Although on the other hand I think the conditional exports in the OP is still not quite idiomatic as explained in #52174 - using "which loader is loading this module" to differentiate what files to provide can already incur problems because that assumes to much about the loader, which the package doesn't get to control, the more optimal differantiation is "in which format this module can support being loaded", that's something the package can actually control.

[joyeecheung]

Also from the issue statement

Another workaround is to remove type: module. But within my git repository I want to use primarily ESM (e.g. for scripts or configuration files). And this becomes problematic when using typescript configuration files. Some tools do not support something like a .mts breaking a variety of things.

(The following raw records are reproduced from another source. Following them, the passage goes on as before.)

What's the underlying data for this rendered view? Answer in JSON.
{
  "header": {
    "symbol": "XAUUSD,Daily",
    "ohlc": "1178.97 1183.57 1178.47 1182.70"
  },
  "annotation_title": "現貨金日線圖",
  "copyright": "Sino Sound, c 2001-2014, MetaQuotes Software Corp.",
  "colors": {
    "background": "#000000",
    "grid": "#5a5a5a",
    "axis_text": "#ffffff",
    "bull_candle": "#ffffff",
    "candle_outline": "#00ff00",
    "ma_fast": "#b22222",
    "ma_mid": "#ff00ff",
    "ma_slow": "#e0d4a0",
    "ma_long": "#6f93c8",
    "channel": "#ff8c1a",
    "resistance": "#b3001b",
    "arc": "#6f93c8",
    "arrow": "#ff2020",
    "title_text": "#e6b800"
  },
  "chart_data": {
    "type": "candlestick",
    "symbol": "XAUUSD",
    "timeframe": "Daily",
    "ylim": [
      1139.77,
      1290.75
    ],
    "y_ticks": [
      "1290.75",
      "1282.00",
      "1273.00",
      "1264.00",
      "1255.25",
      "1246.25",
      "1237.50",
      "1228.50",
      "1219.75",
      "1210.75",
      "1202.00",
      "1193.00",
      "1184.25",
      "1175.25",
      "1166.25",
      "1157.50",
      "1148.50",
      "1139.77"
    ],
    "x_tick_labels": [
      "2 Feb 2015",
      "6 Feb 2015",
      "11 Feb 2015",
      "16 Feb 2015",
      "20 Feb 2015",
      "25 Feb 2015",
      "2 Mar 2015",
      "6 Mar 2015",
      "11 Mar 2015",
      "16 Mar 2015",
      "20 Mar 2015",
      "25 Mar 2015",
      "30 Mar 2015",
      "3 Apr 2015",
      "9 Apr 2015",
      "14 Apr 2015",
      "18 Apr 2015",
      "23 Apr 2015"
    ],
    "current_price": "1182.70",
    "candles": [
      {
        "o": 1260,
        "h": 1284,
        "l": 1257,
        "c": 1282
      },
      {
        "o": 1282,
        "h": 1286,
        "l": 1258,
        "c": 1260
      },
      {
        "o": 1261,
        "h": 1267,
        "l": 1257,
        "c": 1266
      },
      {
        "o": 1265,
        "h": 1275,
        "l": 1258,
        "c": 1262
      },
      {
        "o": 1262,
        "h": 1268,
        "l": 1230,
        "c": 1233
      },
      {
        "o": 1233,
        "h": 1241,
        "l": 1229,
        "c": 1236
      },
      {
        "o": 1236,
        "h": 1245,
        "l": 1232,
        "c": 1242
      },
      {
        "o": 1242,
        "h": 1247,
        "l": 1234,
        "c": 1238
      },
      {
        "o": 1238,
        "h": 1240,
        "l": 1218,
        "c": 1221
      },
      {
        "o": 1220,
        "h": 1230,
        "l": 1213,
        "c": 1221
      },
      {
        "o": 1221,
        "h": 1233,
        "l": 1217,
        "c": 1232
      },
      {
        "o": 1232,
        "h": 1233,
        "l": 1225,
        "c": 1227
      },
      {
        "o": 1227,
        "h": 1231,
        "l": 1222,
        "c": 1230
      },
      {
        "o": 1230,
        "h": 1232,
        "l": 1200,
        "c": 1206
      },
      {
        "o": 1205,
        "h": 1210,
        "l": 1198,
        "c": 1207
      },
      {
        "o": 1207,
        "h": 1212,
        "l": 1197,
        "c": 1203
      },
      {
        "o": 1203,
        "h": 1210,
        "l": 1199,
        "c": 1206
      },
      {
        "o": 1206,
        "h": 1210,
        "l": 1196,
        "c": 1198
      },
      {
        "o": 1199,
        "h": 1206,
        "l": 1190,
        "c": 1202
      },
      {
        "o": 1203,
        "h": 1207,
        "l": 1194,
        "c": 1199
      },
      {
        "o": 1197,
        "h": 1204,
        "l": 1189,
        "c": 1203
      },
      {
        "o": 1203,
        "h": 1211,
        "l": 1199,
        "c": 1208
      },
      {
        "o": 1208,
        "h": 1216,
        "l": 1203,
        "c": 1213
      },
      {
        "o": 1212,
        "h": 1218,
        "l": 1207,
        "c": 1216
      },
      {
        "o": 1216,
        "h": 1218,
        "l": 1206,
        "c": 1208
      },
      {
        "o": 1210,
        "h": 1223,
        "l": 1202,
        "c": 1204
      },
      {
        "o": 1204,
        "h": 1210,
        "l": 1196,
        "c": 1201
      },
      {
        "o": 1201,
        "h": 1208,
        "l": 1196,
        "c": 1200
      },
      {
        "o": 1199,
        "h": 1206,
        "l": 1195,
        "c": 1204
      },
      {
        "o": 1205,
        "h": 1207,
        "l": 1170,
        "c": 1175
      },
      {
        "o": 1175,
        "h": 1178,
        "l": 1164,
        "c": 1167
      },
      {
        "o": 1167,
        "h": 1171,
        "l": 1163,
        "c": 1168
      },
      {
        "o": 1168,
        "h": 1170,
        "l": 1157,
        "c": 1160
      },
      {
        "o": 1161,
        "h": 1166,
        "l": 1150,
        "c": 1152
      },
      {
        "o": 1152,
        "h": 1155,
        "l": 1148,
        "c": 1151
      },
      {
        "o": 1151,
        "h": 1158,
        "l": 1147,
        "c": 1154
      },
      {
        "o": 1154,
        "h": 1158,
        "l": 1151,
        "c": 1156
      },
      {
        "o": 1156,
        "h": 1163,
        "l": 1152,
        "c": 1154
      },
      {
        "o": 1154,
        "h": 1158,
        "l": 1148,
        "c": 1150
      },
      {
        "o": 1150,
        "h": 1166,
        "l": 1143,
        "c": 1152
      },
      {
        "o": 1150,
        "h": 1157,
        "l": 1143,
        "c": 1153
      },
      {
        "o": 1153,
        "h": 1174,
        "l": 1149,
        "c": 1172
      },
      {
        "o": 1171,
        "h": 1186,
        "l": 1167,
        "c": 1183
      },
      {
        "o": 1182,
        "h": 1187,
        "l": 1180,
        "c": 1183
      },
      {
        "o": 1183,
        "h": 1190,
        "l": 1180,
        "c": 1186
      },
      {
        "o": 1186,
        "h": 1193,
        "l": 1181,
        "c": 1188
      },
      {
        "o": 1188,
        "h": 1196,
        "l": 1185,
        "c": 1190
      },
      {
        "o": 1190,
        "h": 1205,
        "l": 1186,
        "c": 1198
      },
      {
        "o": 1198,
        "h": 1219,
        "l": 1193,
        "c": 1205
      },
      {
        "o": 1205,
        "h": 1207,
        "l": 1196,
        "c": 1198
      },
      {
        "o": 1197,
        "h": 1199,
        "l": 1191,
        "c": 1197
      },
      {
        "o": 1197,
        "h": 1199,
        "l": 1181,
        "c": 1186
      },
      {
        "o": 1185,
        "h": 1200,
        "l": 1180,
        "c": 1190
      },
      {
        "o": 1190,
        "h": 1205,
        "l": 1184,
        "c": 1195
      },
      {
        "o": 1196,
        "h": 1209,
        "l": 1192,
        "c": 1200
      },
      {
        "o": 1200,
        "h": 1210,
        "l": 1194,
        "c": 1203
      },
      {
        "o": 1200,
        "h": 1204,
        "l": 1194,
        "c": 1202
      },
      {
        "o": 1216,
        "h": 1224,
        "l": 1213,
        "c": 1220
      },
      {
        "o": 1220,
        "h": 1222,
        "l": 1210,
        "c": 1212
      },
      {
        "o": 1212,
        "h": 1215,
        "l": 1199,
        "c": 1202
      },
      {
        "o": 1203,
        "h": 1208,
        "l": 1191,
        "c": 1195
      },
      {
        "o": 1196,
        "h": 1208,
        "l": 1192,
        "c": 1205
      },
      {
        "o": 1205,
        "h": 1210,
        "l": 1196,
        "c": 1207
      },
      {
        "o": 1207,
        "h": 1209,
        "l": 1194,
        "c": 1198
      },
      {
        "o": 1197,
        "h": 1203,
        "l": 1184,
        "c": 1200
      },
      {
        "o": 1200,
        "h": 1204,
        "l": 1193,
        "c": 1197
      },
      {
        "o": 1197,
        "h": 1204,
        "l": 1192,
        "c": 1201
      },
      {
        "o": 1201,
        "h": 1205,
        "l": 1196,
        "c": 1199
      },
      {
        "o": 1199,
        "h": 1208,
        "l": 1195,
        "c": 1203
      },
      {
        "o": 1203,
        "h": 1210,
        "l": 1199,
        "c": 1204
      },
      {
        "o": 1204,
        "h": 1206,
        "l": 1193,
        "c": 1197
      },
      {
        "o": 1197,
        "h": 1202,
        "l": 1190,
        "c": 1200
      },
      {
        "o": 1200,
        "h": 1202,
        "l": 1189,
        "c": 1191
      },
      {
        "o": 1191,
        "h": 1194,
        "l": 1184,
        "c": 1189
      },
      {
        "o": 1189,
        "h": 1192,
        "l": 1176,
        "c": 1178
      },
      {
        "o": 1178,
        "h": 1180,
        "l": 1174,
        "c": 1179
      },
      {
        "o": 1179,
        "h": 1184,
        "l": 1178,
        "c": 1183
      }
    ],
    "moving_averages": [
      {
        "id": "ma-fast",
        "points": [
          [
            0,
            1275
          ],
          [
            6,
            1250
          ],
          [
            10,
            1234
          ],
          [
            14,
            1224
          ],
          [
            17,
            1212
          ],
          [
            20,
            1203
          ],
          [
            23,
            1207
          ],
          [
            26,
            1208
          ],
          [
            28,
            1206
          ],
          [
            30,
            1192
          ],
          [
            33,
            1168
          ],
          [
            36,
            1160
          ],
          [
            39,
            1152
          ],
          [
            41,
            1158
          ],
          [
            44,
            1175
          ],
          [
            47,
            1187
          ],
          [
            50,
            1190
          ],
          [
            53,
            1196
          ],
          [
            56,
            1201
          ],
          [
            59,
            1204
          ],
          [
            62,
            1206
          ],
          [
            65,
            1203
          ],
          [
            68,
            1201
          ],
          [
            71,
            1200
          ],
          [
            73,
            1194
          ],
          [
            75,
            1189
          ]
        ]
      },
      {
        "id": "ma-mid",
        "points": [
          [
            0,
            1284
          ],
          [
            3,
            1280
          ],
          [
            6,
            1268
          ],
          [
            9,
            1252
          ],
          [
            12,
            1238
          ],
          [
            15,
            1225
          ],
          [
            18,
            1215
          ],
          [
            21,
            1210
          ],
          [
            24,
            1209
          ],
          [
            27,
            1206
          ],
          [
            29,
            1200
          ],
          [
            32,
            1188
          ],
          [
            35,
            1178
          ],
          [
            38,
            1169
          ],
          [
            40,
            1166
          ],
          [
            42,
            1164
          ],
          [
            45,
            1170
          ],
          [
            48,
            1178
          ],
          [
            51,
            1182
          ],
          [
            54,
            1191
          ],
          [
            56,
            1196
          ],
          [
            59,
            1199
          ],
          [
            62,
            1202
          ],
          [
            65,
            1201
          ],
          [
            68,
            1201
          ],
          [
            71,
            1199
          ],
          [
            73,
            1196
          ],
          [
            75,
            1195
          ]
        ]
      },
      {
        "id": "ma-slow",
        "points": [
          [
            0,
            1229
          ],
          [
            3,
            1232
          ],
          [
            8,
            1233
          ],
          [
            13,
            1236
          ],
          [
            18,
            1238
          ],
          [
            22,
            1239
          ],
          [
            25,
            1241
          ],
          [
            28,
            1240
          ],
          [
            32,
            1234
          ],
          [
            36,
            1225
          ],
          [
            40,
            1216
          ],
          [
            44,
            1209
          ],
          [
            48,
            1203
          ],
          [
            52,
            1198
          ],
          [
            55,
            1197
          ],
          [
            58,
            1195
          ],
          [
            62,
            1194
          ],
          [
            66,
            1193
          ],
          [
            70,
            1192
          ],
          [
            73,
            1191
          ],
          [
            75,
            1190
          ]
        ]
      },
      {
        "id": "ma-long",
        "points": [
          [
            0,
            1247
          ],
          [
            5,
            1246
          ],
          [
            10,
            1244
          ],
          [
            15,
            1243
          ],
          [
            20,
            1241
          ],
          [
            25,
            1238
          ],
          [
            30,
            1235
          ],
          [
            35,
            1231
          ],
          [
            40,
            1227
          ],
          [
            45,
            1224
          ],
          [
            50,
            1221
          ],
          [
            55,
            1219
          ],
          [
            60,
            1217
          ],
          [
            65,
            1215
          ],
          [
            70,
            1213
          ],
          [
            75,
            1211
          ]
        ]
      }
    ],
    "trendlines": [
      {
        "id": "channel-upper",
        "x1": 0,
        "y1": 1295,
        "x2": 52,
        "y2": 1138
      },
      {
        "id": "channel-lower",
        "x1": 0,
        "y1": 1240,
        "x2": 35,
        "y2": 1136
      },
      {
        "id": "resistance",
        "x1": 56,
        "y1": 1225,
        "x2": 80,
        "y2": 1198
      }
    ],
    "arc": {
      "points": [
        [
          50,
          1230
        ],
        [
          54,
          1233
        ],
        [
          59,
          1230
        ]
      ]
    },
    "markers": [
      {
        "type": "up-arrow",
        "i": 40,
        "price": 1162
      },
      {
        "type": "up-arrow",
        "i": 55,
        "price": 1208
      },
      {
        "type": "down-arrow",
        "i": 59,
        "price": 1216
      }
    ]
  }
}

It sounds like another possible solution could be moving the scripts and configurations to a different directory governed by a different package.json, or if the packages are already in separate folders, put a new package.json in those folders without the type field - the key is to avoid mixing the package.json meant for the build tools with the package.json meant for the build product - actual packages being published and distributed.